Près de six décennies et demie, la République Démocratique du Congo va expérimenter pour la première fois, au poste de premier ministre une femme. Cette nomination qui vient non seulement de matérialiser le combat de la femme vers son émergence , mais aussi, veut mettre en évidence le vrai niveau de la compétence, la fiabilité et la maturité de la femme congolaise face aux grands enjeux du pays.

Dans la majorité de gouvernements passés, le quota réservé à la femme a été quasi faible, et en dépit de la grande majorité des hommes, les bilans pour ces gouvernements ont été généralement moins élogieux.

Ces gouvernements des hommes ont brillé par des détournements des deniers publics de l’État. Des grosses sommes destinées au développement du pays, ont été souvent utilisées dans des comptes privés des ministres.

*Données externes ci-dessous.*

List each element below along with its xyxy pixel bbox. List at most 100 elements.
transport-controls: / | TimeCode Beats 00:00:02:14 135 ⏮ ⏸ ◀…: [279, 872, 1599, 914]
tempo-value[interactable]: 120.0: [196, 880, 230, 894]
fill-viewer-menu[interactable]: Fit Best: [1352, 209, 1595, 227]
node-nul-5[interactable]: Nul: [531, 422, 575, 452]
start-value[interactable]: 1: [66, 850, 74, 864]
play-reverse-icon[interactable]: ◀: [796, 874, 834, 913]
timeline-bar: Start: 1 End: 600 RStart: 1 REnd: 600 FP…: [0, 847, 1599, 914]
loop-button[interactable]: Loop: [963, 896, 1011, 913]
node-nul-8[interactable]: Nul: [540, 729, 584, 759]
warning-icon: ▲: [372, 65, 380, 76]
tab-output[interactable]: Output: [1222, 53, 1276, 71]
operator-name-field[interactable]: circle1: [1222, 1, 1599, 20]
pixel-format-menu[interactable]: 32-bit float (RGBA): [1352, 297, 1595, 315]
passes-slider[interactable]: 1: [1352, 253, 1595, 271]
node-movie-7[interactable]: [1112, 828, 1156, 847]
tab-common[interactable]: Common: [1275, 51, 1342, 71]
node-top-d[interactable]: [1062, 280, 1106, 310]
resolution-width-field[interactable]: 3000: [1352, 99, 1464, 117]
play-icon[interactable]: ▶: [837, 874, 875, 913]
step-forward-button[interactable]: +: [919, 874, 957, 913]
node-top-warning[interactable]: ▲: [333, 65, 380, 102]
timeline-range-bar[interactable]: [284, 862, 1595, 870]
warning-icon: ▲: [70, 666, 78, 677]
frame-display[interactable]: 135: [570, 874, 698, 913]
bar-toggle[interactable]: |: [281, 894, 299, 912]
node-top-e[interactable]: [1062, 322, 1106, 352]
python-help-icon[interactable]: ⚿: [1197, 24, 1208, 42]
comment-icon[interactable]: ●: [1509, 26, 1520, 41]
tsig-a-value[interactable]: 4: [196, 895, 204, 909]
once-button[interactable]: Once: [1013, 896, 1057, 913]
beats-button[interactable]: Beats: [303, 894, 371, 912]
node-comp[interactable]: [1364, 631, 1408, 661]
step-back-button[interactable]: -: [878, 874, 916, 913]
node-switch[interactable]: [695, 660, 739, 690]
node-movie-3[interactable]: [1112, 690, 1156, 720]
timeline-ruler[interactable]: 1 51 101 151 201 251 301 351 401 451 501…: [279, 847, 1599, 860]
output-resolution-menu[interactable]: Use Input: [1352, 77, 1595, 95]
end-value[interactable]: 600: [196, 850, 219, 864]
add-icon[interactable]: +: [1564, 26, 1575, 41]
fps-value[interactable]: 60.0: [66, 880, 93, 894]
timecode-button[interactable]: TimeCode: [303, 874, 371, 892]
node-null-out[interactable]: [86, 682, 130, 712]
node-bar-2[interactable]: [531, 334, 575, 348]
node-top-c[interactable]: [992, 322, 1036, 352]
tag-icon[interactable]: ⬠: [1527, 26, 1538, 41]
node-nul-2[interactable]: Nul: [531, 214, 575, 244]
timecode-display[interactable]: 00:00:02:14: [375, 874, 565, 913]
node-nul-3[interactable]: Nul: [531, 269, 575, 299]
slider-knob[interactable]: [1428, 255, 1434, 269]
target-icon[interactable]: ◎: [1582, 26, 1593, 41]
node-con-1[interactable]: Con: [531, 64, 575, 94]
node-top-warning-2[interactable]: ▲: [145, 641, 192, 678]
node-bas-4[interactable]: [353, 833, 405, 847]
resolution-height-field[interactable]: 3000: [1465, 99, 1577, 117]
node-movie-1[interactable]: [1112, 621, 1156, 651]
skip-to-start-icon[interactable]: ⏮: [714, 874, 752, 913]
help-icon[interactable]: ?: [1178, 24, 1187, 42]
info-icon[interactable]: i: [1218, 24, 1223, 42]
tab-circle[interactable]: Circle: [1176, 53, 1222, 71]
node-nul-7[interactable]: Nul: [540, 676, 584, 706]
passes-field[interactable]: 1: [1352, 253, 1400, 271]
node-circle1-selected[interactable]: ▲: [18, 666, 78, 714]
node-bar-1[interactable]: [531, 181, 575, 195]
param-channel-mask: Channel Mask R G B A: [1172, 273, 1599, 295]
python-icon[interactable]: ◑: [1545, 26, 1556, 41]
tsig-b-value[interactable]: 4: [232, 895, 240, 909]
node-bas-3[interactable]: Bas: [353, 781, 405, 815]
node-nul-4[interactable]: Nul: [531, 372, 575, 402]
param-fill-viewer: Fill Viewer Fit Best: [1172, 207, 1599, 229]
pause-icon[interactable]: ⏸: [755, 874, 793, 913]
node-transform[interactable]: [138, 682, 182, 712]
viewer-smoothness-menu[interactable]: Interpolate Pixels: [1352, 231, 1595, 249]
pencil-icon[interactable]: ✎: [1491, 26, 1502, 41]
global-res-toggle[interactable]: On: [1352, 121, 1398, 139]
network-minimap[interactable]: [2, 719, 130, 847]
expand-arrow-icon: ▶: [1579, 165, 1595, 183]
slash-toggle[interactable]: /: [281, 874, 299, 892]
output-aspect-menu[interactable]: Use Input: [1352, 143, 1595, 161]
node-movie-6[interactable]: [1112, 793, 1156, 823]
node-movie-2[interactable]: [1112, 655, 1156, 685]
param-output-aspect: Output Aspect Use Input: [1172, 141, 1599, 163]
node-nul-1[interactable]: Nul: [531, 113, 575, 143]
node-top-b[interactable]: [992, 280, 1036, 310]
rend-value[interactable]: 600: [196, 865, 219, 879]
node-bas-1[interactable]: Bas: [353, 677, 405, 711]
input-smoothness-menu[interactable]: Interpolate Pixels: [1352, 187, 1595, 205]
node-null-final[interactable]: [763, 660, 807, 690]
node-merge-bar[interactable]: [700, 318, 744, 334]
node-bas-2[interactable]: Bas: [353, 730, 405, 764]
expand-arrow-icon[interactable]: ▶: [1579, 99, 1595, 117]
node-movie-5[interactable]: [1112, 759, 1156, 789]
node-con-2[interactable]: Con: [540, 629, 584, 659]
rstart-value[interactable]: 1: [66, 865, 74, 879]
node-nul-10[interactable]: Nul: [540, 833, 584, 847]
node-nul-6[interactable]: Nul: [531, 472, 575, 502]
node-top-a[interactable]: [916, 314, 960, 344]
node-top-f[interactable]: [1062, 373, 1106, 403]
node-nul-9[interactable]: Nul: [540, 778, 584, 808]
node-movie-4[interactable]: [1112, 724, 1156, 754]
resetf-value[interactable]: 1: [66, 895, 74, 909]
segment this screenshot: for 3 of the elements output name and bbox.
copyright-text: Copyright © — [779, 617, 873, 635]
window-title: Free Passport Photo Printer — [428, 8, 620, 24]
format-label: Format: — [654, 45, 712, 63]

La problématique de tribalisme, clientélisme, régionalisme et de corruption dans les différentes décisions et nominations des membres des cabinets et agents de la fonction publique ont été également remarquée. A ce stade, nous pouvons dire que le bilan de la gestion de la République par les hommes est nul. Les hommes ont lamentablement échoué.

Étant donné que c’est pour la première fois que l’exécutif congolais soit géré par une femme, le souhait aura été que le gouvernement qui sera mis en place, soit composé d’aumoins 70% des femmes contre 30% des hommes moralement integres. Pendant cette gestion particulière, il serait nécessaire que les hommes enterrement toutes leurs théories, car les hommes ont presque échoué, au regard des résultats observés au pays.

La femme a un coeur, elle gère avec toute son âme, elle porte à coeur vraix problèmes de la société. Expérimenter les femmes dans la gestion, c’est permettre à la République d’exprimer un nouveau souffle de sa gestion.

Mais au cas où le bilan serait negatif après le cinq de la gestion quasi féminine de la République, là la République pourrait compter sur une expertise extérieur.

Mettons les femmes partout, aux Etats-majors des FARDC et de la PNC et toutes les institutions à effets directs sur la population. La femme partout c’est un créneau qui peut amener la République vers de grands changements.